Voor een operatie naar een ander ziekenhuis
Patiënten zullen hierdoor naar verschillende ziekenhuizen moeten gaan voor behandeling. Een voorbeeld hoe dat in zijn werk gaat. Stel dat je al enige tijd een benauwd gevoel hebt en besluit hiermee naar de huisarts te gaan. De huisarts weet ook niet meteen wat de oorzaak is en besluit je naar het ziekenhuis in de buurt te sturen voor een bloedonderzoek en een röntgenfoto. Het bloedonderzoek levert niets verontrustends op. Volgens de Raad voor de Volksgezondheid en Samenleving – die deze week een advies publiceerde waarin wordt gepleit voor minder diagnostiek en screening – is dat overbodige diagnostiek. Maar diagnostiek is nu eenmaal ‘trial and error’ en dat betekent dat het soms niets oplevert, maar wel bepaalde aandoeningen uitsluit. Helaas is op de röntgenfoto een verdacht plekje te zien. Een biopsie bevestigt het bange vermoeden: longkanker.

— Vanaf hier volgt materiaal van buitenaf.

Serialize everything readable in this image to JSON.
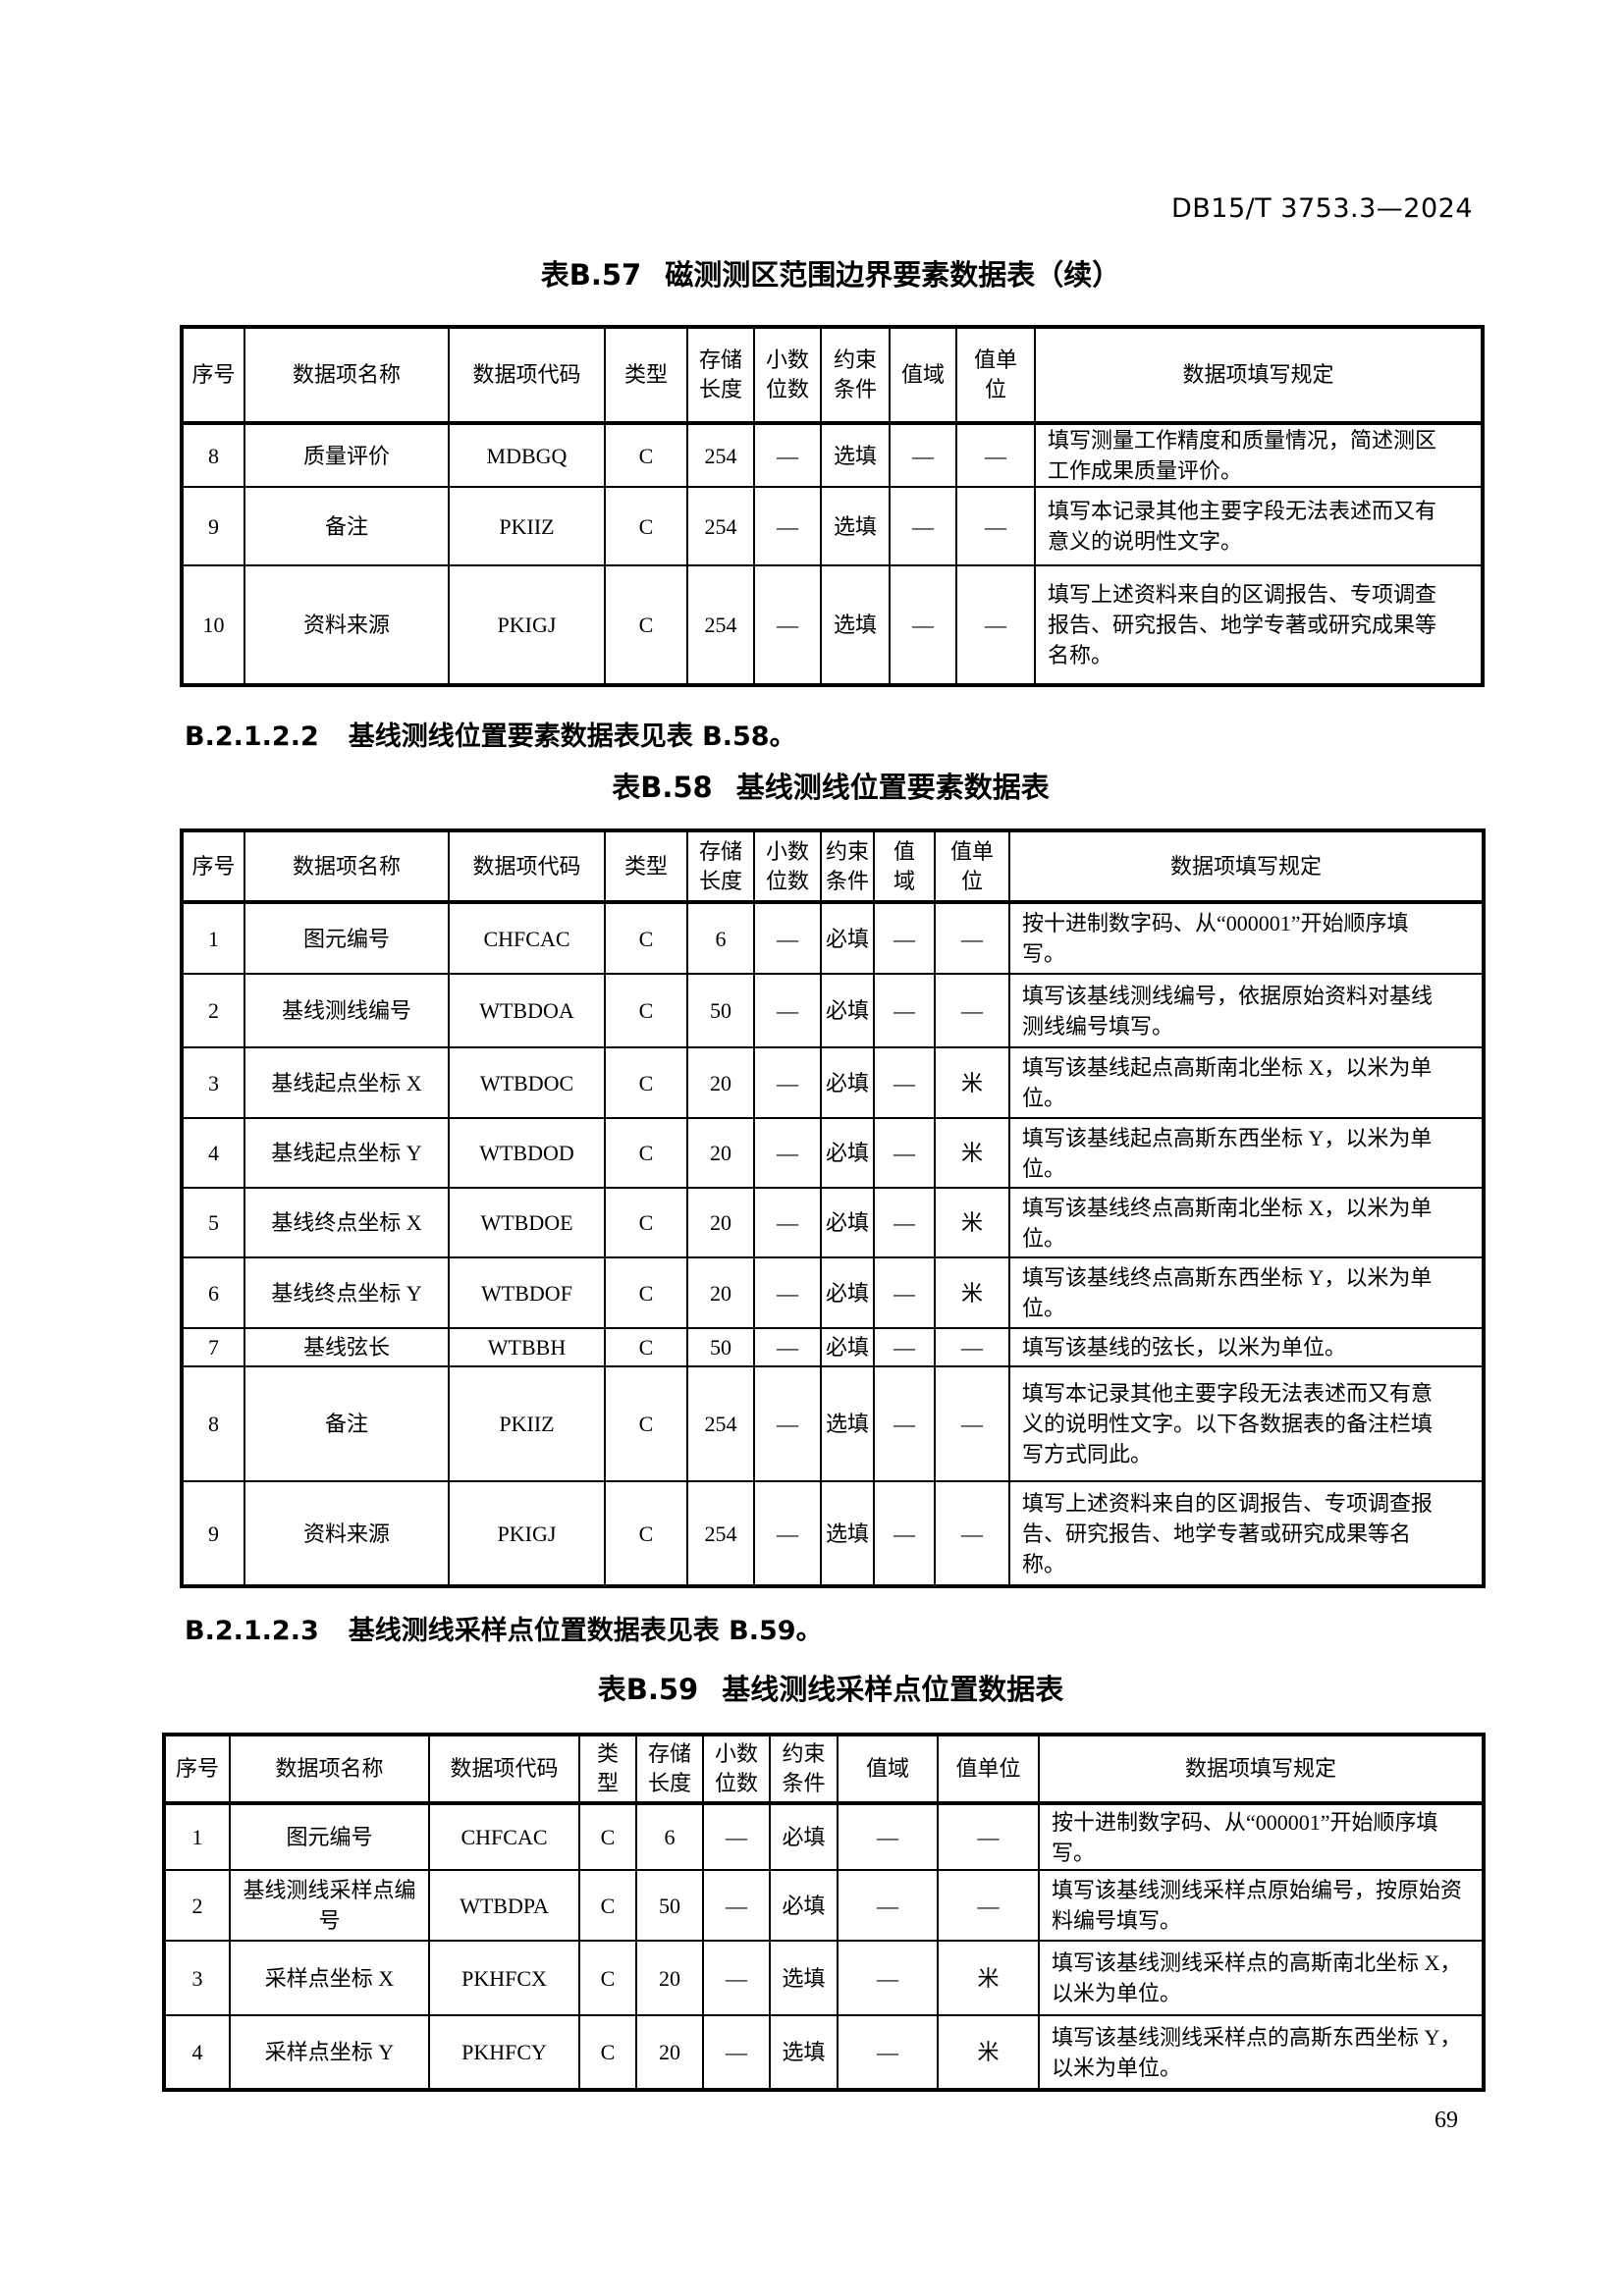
{
  "colors": {
    "text": "#000000",
    "background": "#ffffff",
    "table_border": "#000000"
  },
  "header": {
    "doc_code": "DB15/T 3753.3—2024"
  },
  "footer": {
    "page_number": "69"
  },
  "table57": {
    "title": {
      "label": "表B.57",
      "text": "磁测测区范围边界要素数据表（续）"
    },
    "columns": [
      "序号",
      "数据项名称",
      "数据项代码",
      "类型",
      "存储\n长度",
      "小数\n位数",
      "约束\n条件",
      "值域",
      "值单\n位",
      "数据项填写规定"
    ],
    "rows": [
      [
        "8",
        "质量评价",
        "MDBGQ",
        "C",
        "254",
        "—",
        "选填",
        "—",
        "—",
        "填写测量工作精度和质量情况，简述测区工作成果质量评价。"
      ],
      [
        "9",
        "备注",
        "PKIIZ",
        "C",
        "254",
        "—",
        "选填",
        "—",
        "—",
        "填写本记录其他主要字段无法表述而又有意义的说明性文字。"
      ],
      [
        "10",
        "资料来源",
        "PKIGJ",
        "C",
        "254",
        "—",
        "选填",
        "—",
        "—",
        "填写上述资料来自的区调报告、专项调查报告、研究报告、地学专著或研究成果等名称。"
      ]
    ]
  },
  "clause_b2122": {
    "number": "B.2.1.2.2",
    "text": "基线测线位置要素数据表见表 B.58。"
  },
  "table58": {
    "title": {
      "label": "表B.58",
      "text": "基线测线位置要素数据表"
    },
    "columns": [
      "序号",
      "数据项名称",
      "数据项代码",
      "类型",
      "存储\n长度",
      "小数\n位数",
      "约束\n条件",
      "值\n域",
      "值单\n位",
      "数据项填写规定"
    ],
    "rows": [
      [
        "1",
        "图元编号",
        "CHFCAC",
        "C",
        "6",
        "—",
        "必填",
        "—",
        "—",
        "按十进制数字码、从“000001”开始顺序填写。"
      ],
      [
        "2",
        "基线测线编号",
        "WTBDOA",
        "C",
        "50",
        "—",
        "必填",
        "—",
        "—",
        "填写该基线测线编号，依据原始资料对基线测线编号填写。"
      ],
      [
        "3",
        "基线起点坐标 X",
        "WTBDOC",
        "C",
        "20",
        "—",
        "必填",
        "—",
        "米",
        "填写该基线起点高斯南北坐标 X，以米为单位。"
      ],
      [
        "4",
        "基线起点坐标 Y",
        "WTBDOD",
        "C",
        "20",
        "—",
        "必填",
        "—",
        "米",
        "填写该基线起点高斯东西坐标 Y，以米为单位。"
      ],
      [
        "5",
        "基线终点坐标 X",
        "WTBDOE",
        "C",
        "20",
        "—",
        "必填",
        "—",
        "米",
        "填写该基线终点高斯南北坐标 X，以米为单位。"
      ],
      [
        "6",
        "基线终点坐标 Y",
        "WTBDOF",
        "C",
        "20",
        "—",
        "必填",
        "—",
        "米",
        "填写该基线终点高斯东西坐标 Y，以米为单位。"
      ],
      [
        "7",
        "基线弦长",
        "WTBBH",
        "C",
        "50",
        "—",
        "必填",
        "—",
        "—",
        "填写该基线的弦长，以米为单位。"
      ],
      [
        "8",
        "备注",
        "PKIIZ",
        "C",
        "254",
        "—",
        "选填",
        "—",
        "—",
        "填写本记录其他主要字段无法表述而又有意义的说明性文字。以下各数据表的备注栏填写方式同此。"
      ],
      [
        "9",
        "资料来源",
        "PKIGJ",
        "C",
        "254",
        "—",
        "选填",
        "—",
        "—",
        "填写上述资料来自的区调报告、专项调查报告、研究报告、地学专著或研究成果等名称。"
      ]
    ]
  },
  "clause_b2123": {
    "number": "B.2.1.2.3",
    "text": "基线测线采样点位置数据表见表 B.59。"
  },
  "table59": {
    "title": {
      "label": "表B.59",
      "text": "基线测线采样点位置数据表"
    },
    "columns": [
      "序号",
      "数据项名称",
      "数据项代码",
      "类\n型",
      "存储\n长度",
      "小数\n位数",
      "约束\n条件",
      "值域",
      "值单位",
      "数据项填写规定"
    ],
    "rows": [
      [
        "1",
        "图元编号",
        "CHFCAC",
        "C",
        "6",
        "—",
        "必填",
        "—",
        "—",
        "按十进制数字码、从“000001”开始顺序填写。"
      ],
      [
        "2",
        "基线测线采样点编号",
        "WTBDPA",
        "C",
        "50",
        "—",
        "必填",
        "—",
        "—",
        "填写该基线测线采样点原始编号，按原始资料编号填写。"
      ],
      [
        "3",
        "采样点坐标 X",
        "PKHFCX",
        "C",
        "20",
        "—",
        "选填",
        "—",
        "米",
        "填写该基线测线采样点的高斯南北坐标 X，以米为单位。"
      ],
      [
        "4",
        "采样点坐标 Y",
        "PKHFCY",
        "C",
        "20",
        "—",
        "选填",
        "—",
        "米",
        "填写该基线测线采样点的高斯东西坐标 Y，以米为单位。"
      ]
    ]
  }
}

Als de tumor eerst wordt behandeld met chemotherapie kan dat in het ziekenhuis in buurt. Voor een longoperatie om de tumor te verwijderen, zal de patiënt waarschijnlijk naar een ander gespecialiseerd ziekenhuis moeten. De bestraling na de operatie kan dan weer in het ziekenhuis in de buurt plaatsvinden. Het kan ook dat de patiënt direct na de diagnose te horen krijgt dat hij of zij voor verdere behandeling naar een ander gespecialiseerd ziekenhuis moet.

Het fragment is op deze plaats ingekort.